Why do elevator steps diverge and converge the way they do?

When you get on an elevator, the 1st step and the one in front of it are basically flat. But immediately after you get on, the step in front of you starts to rise. (I’m sure all of you know how an elevator works). But I notice that the step doesn’t go straight up. Instead it juts out like a trapezoid. Finally, when you’re at the top it closes in the same fashion.

I can’t figure out why they’re designed this way. For one thing, it seems that people’s feet have a better chance of getting caught this way. I think that it would be safer if the step went straight up and then came straight down or even if it closed like a trapezoid in the opposite direction.

Any ideas?

(I tried to draw the examples but it didn’t work.)

Do you mean escalator?

Do you mean an escalator?

I think you mean escalator. An elevator is the box you get in that goes up and down. Sorry I can’t answer your question

Are we talking about an escalator?

Not to nitpick, but I’m pretty sure you mean an escalator. :slight_smile:

It doesn’t go straight up because it’s moving forward and upward at the same time, so it goes at an angle, forming the trapezoid. I think.

How embarrassing. Yes, I meant escalator. And KneadToKnow’s link is excellent.

A quintuple simulpost. I am in awe.

If only I’d gotten that second web-browser open sooner, I’d have been first! :wink:

The reason they flatten out is that it is immensely safer to have a flat plane dissapearing into the hole at the top then it would be to have a series of steps disappearing intact into a hole; think about it - if you didn’t step off in time, the rising step would snag and sever your foot as it entered the aperture - this is even more noticeable on downward moving flights.

It would be almost exactly like a very large meat grinding machine.

Oops, I see I’ve misunderstood your question.

There’s an excellent explanation of the mechanism here; you can see why the risers have to be angled - it’s all to do with the way that they interlock and that as they start to climb, their horizontal spacing decreases.

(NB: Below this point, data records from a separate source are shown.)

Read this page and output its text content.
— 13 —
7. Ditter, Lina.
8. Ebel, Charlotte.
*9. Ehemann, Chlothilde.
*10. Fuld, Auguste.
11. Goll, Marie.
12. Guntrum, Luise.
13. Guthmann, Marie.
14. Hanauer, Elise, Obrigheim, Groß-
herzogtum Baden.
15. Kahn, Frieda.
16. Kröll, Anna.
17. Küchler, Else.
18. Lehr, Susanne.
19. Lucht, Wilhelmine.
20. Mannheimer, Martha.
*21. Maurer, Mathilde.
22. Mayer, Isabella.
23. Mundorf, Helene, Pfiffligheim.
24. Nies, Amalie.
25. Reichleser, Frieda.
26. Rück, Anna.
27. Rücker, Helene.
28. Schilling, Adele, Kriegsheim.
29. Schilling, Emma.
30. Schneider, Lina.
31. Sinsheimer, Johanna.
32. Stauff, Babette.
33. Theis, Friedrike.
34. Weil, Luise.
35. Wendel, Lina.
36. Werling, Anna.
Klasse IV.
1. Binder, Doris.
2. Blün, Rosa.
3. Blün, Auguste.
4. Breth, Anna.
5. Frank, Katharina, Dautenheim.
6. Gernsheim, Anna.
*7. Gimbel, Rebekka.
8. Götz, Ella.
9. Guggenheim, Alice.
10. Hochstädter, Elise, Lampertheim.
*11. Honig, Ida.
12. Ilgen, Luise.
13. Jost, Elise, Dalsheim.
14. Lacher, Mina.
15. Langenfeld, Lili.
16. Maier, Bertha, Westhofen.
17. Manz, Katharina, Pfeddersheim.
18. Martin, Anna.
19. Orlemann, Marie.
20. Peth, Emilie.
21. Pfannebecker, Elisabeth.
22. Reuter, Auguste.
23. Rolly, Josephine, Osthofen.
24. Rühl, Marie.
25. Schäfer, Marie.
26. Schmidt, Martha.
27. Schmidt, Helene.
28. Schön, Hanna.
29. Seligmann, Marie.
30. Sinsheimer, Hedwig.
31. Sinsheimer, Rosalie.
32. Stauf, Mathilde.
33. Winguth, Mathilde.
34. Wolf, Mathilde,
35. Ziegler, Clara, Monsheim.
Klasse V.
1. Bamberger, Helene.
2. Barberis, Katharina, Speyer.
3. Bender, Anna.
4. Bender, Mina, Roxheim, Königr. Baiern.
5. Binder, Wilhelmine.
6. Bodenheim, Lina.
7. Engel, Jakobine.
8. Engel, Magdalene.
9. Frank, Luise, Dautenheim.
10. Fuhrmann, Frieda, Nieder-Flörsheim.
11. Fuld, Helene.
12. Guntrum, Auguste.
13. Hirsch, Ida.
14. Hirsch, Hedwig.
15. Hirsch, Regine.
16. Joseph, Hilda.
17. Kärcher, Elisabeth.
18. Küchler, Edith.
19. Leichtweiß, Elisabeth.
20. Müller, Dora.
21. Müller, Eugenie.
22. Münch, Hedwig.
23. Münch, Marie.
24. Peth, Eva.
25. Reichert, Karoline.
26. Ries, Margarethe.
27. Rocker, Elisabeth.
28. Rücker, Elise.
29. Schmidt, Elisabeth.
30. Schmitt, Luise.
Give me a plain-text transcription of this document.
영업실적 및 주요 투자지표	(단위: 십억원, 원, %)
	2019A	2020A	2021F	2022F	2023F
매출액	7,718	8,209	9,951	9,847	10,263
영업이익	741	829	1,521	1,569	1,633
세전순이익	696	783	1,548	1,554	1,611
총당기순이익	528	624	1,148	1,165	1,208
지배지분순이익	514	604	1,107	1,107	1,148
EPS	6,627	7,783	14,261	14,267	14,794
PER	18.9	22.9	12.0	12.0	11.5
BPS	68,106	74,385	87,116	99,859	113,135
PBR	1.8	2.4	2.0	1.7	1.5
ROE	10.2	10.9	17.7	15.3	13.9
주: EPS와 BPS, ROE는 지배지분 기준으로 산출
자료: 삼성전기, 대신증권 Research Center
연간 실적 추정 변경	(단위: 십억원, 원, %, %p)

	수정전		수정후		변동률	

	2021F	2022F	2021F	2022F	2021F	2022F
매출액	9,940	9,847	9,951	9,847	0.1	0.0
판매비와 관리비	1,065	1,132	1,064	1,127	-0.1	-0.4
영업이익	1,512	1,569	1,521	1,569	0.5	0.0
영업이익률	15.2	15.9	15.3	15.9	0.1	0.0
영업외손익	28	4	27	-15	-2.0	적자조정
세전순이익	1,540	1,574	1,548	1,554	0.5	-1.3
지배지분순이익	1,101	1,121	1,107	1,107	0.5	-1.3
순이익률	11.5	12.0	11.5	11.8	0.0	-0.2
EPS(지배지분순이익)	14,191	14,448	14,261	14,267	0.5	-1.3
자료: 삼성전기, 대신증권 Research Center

Next question: why do up to 1/3 of the pedestrians who are walking on the left (as opposed to standing to the right) suddenly STOP when they are about 5 feet from where the escalator stops? Does it not occur to them that if they stop, everyone behind them has to stop and on short notice the whole left lane is brought to a halt? Do they not read the signs that advise even those “standing to right” to step off, not ride off, the escalator?

AHunter, we don’t have those signs in DC - in fact, Metro recently said they don’t want anyone walking on the escalators. Ever!